Starring Matthew Perry & Salma Hayek.

"Fools Rush In"

Opened: Friday, February 14, 1997
Rated: PG


"Fools Rush In" will go down in Hollywood history as the first romantic comedy about a guy who marries a girl because he knocks her up.

Aww. Isn't that sweet? Well...No, not especially.

Another starring vehicle for a "Friends" cast member -- this time Matthew Perry (Chandler on the hit TV show) -- this charmless modern love tome can be added to what is becoming a long list of big screen mistakes for that show's cast.

Perry stars as a Manhattan corporate climber staying in Las Vegas while he oversees the building of a nightclub. He meets a girl at a restaurant and takes her to bed without the film bothering to provide much of a spark between them. It then jumps to the next morning as she sneaks out of his bed, presumably never to be seen again until she turns up on his doorstep three months later and three months pregnant.

The girl is Salma Hayek, the vivacious and promising actress who practically stole "Desperado" from the steamy Antonio Banderas. An up-and-coming talent, she should be ashamed of herself for taking such a stereotyped part -- the "fiery Mexican American," to quote the press kit.

She convinces Perry to come on a family picnic and pose as her boyfriend, so when her folks find out she's pregnant she can say they met the father once. He agrees to play along (it's the least he can do) and is subsequently put through the wringer by aunts, cousins and brothers.

On the way home he proposes to her in a fit of fawning romance, declaring that suddenly his life makes sense. Dull, clumsy and unconvincing, it may be the worst scripted proposal speech ever put to film.

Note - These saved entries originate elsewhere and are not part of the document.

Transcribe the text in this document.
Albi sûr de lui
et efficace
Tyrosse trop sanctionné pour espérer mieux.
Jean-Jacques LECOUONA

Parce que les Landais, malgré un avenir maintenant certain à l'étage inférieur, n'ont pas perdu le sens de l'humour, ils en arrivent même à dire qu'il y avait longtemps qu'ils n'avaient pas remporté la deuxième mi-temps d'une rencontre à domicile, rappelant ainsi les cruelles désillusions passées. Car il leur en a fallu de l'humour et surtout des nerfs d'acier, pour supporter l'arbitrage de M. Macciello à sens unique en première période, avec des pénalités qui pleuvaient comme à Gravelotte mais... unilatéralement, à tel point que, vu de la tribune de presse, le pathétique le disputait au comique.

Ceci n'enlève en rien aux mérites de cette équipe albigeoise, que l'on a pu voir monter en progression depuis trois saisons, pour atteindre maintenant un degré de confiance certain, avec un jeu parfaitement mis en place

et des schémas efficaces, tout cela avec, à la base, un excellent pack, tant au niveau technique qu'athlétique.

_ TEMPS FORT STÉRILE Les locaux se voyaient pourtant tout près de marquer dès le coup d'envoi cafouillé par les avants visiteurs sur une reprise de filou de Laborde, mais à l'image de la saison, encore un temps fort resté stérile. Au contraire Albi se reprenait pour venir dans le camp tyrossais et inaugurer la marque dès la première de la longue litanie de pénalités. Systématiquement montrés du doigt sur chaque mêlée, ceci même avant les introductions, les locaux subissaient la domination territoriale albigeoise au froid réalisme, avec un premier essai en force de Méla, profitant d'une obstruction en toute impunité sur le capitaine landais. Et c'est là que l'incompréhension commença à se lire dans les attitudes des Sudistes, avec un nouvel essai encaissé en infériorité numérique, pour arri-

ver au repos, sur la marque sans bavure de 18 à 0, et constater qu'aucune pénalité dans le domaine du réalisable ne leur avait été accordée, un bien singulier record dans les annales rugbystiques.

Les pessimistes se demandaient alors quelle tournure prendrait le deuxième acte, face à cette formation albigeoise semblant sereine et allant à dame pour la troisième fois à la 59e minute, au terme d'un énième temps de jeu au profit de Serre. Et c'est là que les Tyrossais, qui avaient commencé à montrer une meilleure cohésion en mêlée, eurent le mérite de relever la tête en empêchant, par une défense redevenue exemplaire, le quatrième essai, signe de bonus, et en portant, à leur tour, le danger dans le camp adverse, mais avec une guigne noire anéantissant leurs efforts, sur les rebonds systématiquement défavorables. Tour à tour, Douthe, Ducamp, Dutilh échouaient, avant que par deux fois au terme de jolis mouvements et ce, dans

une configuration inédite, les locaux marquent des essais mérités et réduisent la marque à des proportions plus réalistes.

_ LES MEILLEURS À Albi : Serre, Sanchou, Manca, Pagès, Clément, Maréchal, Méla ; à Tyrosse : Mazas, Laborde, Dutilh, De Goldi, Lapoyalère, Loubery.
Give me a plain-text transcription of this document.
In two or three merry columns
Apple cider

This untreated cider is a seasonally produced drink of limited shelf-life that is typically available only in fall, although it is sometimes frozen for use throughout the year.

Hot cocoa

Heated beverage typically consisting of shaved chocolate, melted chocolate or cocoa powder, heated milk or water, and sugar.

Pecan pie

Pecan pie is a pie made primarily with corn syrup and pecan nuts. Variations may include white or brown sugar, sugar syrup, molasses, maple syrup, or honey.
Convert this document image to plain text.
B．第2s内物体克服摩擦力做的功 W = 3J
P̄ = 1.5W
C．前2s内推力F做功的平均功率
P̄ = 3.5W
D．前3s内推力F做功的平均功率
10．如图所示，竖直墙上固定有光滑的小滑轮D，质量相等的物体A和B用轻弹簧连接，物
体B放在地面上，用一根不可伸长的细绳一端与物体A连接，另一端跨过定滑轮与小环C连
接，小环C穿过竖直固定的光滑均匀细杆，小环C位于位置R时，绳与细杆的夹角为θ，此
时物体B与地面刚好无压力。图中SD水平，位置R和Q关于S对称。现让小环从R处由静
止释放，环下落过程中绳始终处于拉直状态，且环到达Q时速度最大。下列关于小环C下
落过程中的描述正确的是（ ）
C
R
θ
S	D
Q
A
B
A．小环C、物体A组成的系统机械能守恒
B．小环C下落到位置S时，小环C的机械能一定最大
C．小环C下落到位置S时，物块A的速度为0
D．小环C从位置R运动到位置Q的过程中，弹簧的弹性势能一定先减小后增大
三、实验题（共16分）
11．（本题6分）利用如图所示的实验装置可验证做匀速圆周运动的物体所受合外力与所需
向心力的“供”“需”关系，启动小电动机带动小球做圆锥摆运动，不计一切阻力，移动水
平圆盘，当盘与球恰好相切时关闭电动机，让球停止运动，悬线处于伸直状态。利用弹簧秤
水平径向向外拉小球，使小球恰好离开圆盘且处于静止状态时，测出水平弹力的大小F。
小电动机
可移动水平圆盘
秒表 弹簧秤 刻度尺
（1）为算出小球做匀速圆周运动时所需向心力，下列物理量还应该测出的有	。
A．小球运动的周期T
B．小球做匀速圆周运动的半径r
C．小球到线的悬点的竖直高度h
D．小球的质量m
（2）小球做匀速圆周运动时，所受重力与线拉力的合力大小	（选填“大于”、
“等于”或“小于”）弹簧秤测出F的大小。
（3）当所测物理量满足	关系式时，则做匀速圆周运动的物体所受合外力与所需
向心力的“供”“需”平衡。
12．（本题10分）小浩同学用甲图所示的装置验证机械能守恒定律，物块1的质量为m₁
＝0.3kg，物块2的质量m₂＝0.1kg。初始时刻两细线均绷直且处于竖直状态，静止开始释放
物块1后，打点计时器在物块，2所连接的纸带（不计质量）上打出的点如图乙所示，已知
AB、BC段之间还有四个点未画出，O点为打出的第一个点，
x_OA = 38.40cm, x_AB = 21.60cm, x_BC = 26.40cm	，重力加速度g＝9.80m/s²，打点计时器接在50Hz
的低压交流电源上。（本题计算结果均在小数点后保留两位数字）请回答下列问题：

But she says yes anyway and they begin a life of getting used to each other, with all the cultural and habitual accouterments. She redecorates the house in fiesta prints and crucifixes, he waxes uneasy about sharing a bathroom. Her father wants to kill him and her brothers nearly do in a hunting/bonding scene. His New England country club parents show up out of the blue, which starts an argument because he hasn't told them the good news. And so on.

In one of the few scenes that is consistently funny, Perry and Hayek take all four parents boating on Lake Mead, leading to culture clashes and arguments about whose kid is at fault for this fiasco.

"Fools" tries hard to be cute playing her outgoing family against his retentive folks, using squirrels as a euphemism for racial harmony and throwing in a axiom-spouting old grandmother for good measure.

But Hayek and Perry have no chemistry and the screenplay no magic. The dialogue is devoid of the flirtatious charm that brings romance alive on screen and the last hour, which could have been wrapped in 15 minutes, is buried in an avalanche of music video montages that deaden what little pace the movie had.

What's worse, Perry is the least convincing romantic lead since Keanu Reeves in "A Walk in the Clouds". He just can't play straight without looking strained and should stick to his trademark one-liners.

"Fools Rush In" trades on the dissimilarity between the lovers, taking their problems so far as to have them separate before the baby is born. The story would be over in one act if the characters had the good sense to level with each other, and it's hard to sympathize with people who regularly hide their feelings in the name of comedy.

Director Andy Tennant ("It Takes Two") even manages to ruin a brilliantly set up reconciliation scene and the delivery of the baby.

The film's one saving grace is Siobhan Fallon (the school bus driver in "Forrest Gump") as Hayek's best friend. She sits in for the audience, becoming dry and droll at each abortive romantic gesture.